Application of probabilistic methods to Mount Wilson Ca H&K data confirms robustness of the inactive branch
The existence of "activity branches", that is stellar cycles clustering in groups that show linear dependencies as function of rotation, has been debated for years. Such dependencies have crucial implications on how to explain stellar magnetism in terms of dynamo theory. In this study we applied novel time series analysis techniques to one of the longest stellar activity database.
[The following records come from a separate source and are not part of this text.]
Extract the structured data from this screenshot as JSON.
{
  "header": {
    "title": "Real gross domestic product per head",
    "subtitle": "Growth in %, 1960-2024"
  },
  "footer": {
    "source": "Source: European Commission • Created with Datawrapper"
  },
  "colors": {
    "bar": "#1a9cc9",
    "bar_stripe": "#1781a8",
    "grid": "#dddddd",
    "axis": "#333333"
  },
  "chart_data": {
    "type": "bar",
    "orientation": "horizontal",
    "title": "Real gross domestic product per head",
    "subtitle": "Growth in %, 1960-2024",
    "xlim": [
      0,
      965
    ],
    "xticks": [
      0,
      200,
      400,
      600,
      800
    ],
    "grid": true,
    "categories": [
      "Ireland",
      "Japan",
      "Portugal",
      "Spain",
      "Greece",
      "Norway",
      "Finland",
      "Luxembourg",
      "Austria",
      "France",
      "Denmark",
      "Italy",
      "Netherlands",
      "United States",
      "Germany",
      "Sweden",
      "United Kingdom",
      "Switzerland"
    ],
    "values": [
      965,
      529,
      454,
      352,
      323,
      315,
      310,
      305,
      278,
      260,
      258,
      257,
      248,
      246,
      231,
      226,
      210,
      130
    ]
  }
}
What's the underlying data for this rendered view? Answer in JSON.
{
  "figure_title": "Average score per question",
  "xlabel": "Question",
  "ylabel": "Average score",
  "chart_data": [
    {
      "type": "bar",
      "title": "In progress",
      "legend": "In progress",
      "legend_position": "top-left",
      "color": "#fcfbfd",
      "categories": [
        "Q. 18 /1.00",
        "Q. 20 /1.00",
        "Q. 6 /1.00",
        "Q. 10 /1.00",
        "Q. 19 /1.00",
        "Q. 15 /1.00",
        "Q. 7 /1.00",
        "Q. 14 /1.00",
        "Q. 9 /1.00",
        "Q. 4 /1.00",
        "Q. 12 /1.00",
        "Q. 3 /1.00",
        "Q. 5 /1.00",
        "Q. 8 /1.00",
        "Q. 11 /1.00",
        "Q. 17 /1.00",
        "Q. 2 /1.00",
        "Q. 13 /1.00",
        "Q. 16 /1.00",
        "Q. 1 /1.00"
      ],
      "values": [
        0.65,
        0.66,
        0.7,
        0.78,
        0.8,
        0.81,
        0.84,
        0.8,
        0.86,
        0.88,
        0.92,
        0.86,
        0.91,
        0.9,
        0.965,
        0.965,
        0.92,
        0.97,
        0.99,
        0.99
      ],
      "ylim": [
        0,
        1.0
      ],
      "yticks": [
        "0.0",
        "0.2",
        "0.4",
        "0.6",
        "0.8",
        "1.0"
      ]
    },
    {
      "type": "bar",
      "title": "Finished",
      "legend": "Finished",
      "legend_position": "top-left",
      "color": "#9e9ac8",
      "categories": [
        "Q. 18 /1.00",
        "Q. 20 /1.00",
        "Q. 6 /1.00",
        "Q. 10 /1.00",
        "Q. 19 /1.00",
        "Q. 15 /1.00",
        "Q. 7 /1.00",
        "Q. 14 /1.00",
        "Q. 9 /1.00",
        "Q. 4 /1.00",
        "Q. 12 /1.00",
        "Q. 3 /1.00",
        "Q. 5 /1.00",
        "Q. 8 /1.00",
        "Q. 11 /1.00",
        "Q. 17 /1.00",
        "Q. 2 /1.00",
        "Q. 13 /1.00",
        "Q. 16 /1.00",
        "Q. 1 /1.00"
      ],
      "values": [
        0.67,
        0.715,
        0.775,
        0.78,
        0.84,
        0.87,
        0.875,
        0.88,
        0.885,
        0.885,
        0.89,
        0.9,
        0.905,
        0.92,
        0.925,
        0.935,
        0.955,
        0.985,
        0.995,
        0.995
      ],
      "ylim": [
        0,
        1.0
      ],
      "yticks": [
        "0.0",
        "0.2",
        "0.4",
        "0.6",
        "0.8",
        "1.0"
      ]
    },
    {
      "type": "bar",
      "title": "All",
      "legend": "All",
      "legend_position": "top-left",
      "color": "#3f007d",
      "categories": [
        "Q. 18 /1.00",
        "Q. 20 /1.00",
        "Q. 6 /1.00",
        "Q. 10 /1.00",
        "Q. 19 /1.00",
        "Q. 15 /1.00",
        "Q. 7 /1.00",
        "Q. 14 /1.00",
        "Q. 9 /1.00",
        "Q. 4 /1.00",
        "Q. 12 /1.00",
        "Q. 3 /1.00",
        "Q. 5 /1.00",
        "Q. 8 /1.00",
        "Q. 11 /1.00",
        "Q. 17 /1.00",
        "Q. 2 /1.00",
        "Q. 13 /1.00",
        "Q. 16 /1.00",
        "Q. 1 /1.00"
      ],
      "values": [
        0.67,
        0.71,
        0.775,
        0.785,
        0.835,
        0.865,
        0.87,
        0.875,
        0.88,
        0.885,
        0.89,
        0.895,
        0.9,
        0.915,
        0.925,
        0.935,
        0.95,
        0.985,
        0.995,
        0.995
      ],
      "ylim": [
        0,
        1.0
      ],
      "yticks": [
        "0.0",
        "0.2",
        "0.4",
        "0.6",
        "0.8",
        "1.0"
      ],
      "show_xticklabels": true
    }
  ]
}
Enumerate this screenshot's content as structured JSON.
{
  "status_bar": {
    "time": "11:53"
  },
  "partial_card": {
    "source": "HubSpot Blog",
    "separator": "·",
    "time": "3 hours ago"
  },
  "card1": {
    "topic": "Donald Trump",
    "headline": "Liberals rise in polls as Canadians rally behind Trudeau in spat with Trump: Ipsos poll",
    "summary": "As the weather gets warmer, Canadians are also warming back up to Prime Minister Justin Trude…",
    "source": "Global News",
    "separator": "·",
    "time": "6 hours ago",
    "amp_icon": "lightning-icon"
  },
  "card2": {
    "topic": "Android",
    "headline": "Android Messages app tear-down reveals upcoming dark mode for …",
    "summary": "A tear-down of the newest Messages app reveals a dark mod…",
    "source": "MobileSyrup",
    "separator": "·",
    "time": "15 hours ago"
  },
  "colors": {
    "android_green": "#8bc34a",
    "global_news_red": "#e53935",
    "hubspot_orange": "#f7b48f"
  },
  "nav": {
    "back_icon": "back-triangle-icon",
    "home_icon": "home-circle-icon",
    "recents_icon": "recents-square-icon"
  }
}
The existence of "activity branches", that is stellar cycles clustering in groups that show linear dependencies as function of rotation, has been debated for years. Such dependencies have crucial implications on how to explain stellar magnetism in terms of dynamo theory. In this study we applied novel time series analysis techniques (Olspert et al., 2018, A&A, 615, A111 for a Bayesian generalised Lomb-Scargle periodogram with trend) to one of the longest stellar activity database. We confirmed the clustering into inactive (solar-like) and active stars using a Gaussian mixture model. The inactive population exhibits a robust, positive slope in the activity diagram, while the previously claimed positive trend in the active population does not exist according to our analysis. Comparing to cycle data inferred for even more active stars (see the study of Lehtinen et al., 2016, A&A, 588, A38), the data is consistent with a negative trend that smoothly continues from active to super active stars. Hence, the positive slope for the inactive cluster, hosting the Sun itself, remains enigmatic for the prevailing solar dynamo paradigms, inexplicable by both the flux-transport concept and the classical turbulent dynamo mechanism.